Kon-Tiki Müzesi, 1947 yılında Thor Heyerdahl ve beş kişilik ekibinin Kon-Tiki adındaki ahşap bir sal ile Pasifik Okyanusu’nu geçmesini anlatan bir müze .( www.kon-tiki.no ) Fram
Müzesi ise 1893-96 yılları arasında, kutup araştırmaları yapan Fram teknesinin sergilendiği ve araştırmalar hakkında bilgilerin yer aldığı bir müze.( www.fram.museum.no )
Biz kalan zamandaki hakkımızı Akerhus Slot’tan ( Akerhus Kalesi ) yana kullanmak üzere Oslo merkeze dönüyoruz. Akerhus Kalesi, 700 yıl boyunca Oslo’yu denizden gelecek saldırılara karşı korumak için kullanılmış, 13.yy.da kral Hakon V tarafından inşaasına başlanmış bir kale. Bugün müze olarak kullanılıyor ve çeşitli sergilere ev sahipliği yapıyor.
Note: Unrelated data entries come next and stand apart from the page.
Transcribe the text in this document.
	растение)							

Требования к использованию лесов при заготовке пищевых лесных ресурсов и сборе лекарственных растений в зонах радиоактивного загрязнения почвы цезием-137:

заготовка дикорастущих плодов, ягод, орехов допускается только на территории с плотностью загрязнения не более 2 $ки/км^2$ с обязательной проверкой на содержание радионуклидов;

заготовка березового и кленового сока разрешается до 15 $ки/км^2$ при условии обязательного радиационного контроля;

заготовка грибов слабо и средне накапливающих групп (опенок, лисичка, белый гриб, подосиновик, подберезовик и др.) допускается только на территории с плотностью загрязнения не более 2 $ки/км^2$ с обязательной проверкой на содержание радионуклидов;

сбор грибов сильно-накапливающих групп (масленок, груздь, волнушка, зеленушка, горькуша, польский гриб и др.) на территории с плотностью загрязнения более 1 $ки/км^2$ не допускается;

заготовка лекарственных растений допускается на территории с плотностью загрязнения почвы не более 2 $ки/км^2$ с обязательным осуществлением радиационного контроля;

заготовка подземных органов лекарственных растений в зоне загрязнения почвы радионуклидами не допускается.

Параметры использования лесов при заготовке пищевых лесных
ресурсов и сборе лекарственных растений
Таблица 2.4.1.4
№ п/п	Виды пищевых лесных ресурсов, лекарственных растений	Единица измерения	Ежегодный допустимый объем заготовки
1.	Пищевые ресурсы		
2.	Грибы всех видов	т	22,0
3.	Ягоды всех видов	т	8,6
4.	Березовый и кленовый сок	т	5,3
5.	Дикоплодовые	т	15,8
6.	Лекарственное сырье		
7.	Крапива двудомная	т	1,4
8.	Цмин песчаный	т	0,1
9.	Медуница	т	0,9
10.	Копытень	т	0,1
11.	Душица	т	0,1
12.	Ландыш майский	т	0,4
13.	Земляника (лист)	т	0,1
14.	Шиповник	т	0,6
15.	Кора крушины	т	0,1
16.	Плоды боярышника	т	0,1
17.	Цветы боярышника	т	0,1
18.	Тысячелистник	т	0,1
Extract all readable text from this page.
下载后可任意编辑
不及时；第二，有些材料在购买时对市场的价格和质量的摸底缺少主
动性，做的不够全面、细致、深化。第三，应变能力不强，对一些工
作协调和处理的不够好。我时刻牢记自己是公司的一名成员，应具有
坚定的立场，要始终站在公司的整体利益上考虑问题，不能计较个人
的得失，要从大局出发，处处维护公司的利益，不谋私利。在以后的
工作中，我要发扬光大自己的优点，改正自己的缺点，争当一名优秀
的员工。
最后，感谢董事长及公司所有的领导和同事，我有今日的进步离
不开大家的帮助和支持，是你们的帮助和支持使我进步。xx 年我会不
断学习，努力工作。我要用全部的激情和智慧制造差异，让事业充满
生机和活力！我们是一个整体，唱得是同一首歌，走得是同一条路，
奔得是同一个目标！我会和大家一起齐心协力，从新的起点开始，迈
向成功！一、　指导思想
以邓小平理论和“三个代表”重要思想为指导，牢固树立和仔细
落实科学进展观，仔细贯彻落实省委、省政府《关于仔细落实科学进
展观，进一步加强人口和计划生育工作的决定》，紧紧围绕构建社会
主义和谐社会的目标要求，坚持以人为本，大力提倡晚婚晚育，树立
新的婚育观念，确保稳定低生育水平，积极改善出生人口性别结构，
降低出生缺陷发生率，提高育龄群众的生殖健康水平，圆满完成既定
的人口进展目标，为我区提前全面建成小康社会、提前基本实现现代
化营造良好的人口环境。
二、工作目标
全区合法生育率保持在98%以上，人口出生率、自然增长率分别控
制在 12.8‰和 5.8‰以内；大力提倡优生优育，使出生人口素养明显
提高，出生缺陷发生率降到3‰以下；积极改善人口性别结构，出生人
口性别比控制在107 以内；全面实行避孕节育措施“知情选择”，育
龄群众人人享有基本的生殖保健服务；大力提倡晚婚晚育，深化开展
Romerik Hall’den ve kulesinden, Oslo Fjord’una hakim bir manzaraya sahip. Gezdiğimiz diğer ortaçağ kalelerine göre daha küçük ve daha az gösterişli. Christian IV Salonundaki Danimarka kral ve kraliçe ( onlar hakim bir dönem )resimlerine bakınca, daha güzel olduklarını farkediyorum. Ya Norveç’ li ressamlar daha iyi, ya da Norveç’in havası suyu, çirkin insanları bile güzel gösteriyor.
Kaleyi dolaşmak fazla vakit almayınca, son olarak Holmelkollen Atlama Platformu’na da bir göz atalım istiyoruz. Tepesindeki kulede bulunan Ski Simulator ( Kayakla atlama simülasyonu ) çocukların hayli ilgisini çekmiş durumda çünkü. ( www.skisimulator.no , www.skiforeningen.no )Bulunduğu konum, şehrin dışı ve tepesi. 1 numaralı metro hattı ile Majorstuen durağından, 1B Voksenkollen otobüsüne binmek gerekiyor.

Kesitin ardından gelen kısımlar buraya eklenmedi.